I ran across a similar issue before as well. It should be noted the function was never designated as multi-byte safe, so it shouldn’t be assumed to be.
It’s been documented before too:
http://us2.php.net/manual/en/function.number-format.php#69192
Good grief PHP is a mess. You even have to feed it the separators yourself?
Actually, your function does not work properly. This is because str_replace processes your array one item at a time. That is to say, first it will search the entire string for all occurrences of the first item, and replace them, then it will search this string for all occurrences of the second item, and replace those.
So, if localeconv() gives you back array(‘,’, ‘.’), which is what it should do for the Dutch locale, for instance – then the result of 1234.56 becomes 1.234.56, whereas it should be 1.234,56 . This is because at first the dots are changed to commas, and then all commas to dots.
In javascript at least, you can call .replace with a regexp (matching both items) and a function parameter, so you could do something like:
“1,234.56″.replace(/[,.]/g, function(match) { return (match == “.”) ? “,” : “.”; } );
which does what you want.

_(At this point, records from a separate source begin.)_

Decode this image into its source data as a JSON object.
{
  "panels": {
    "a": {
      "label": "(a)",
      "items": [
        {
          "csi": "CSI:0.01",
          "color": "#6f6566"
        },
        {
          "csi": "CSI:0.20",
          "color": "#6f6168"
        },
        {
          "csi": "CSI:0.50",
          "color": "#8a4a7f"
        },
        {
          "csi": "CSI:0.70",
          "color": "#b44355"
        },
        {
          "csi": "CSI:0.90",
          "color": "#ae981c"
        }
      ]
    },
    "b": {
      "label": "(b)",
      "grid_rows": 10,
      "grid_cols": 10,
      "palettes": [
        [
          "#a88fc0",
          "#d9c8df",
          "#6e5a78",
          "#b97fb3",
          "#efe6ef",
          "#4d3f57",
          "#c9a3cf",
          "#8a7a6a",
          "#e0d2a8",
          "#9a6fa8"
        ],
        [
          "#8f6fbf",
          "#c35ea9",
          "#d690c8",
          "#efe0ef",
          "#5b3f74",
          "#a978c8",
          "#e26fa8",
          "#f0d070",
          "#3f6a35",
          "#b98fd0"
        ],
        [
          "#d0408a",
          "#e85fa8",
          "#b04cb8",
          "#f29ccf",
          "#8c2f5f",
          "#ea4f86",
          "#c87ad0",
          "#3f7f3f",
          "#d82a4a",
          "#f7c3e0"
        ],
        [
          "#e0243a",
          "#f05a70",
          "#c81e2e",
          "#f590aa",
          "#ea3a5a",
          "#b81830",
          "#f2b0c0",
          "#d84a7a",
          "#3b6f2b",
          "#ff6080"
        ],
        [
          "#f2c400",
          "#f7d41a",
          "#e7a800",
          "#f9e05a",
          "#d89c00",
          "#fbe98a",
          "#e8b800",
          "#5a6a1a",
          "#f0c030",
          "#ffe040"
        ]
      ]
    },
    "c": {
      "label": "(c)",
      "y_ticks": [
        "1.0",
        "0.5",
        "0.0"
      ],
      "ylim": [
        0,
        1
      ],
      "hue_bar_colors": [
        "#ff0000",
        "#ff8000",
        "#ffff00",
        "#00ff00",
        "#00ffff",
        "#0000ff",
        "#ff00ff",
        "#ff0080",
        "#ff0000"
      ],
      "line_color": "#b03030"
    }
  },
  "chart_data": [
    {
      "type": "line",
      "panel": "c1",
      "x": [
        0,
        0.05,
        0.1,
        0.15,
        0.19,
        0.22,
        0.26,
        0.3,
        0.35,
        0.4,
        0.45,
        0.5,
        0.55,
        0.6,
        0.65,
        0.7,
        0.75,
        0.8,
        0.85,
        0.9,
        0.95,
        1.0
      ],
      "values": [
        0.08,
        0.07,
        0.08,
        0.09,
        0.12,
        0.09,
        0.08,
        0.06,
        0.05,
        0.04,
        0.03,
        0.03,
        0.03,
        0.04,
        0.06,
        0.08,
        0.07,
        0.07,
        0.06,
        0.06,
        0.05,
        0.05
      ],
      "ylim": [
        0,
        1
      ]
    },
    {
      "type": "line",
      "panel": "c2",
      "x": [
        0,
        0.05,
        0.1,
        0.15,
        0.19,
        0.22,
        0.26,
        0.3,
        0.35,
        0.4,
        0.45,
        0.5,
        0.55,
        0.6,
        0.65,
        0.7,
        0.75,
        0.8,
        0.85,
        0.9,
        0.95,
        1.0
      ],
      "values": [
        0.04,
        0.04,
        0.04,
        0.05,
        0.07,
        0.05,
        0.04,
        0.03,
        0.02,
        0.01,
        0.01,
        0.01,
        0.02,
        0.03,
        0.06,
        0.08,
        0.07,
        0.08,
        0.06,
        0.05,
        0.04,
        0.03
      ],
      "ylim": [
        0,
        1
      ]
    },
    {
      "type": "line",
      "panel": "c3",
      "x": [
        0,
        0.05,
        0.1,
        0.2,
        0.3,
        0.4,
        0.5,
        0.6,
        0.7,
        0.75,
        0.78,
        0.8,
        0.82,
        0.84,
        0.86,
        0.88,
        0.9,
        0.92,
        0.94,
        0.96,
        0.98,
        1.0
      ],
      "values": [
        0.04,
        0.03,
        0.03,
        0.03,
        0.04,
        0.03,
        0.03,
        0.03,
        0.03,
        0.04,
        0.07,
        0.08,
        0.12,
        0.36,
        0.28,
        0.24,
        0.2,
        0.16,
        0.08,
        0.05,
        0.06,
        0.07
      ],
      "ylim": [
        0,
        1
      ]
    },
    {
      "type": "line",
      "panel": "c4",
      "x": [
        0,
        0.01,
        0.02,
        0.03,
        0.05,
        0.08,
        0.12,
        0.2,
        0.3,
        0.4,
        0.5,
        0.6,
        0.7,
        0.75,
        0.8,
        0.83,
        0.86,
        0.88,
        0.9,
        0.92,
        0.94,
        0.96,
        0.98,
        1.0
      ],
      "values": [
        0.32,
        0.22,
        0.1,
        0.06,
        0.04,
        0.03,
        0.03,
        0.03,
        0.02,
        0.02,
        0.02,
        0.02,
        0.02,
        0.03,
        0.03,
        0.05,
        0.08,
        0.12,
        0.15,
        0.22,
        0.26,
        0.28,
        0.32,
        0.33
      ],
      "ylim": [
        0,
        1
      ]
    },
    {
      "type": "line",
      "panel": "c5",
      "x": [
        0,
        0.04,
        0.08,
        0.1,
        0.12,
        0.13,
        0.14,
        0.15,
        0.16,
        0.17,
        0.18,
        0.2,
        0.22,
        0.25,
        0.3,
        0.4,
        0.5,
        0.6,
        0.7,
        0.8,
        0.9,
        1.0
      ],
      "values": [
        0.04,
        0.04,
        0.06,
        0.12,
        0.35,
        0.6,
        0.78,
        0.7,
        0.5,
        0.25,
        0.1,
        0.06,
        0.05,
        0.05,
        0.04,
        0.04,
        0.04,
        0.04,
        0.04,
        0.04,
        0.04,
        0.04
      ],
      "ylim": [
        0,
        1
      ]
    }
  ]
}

I’m not sure if preg_replace or friends have similar functionality in php, I’m not very familiar with it.
Robert:
Yet again, due to the nature of the functions very purpose, it should be multi-byte save. I guess that might be source of the wrong assumption that it is. Or as Frederic put it: it s kind of ironic that it isn’t.
@Robert, this is correct. The manual does not claim this function being multi-byte safe. However, it’s one of the functions where you would surely hope it was
@Gijs: oh, thanks for pointing this out. I guess I could get around this by using more exceptional placeholders (like @ and ~), I’m going to do this now but that’s not quite as universal as I’d like it to be. When I looked at the preg_replace manual page though I didn’t find information so far on how it does the string replacements, so I may have to test that.
@Robert: another thing: that comment you linked to was actually the hint that pointed me into the right direction for figuring out where these question marks came from.
When I googled for a workaround though, I couldn’t find one (except possibly whole frameworks that also handle this correctly) so I just wrote a little function myself.
Actually, number_format is also broken in another aspect – it assumes that you always want to group three digits together. Now for some locales that isn’t what you want to do, see http://blogs.msdn.com/oldnewthing/archive/2006/04/17/577483.aspx
Now you can have fun fixing Japanese locale on AMO.
Wladimir, thank you for your comment. nothingEverEasy++ While I don’t think the Japanese people will chop our heads off for three-digit-grouping their numbers, this aspect indeed adds to the annoyance of number_format.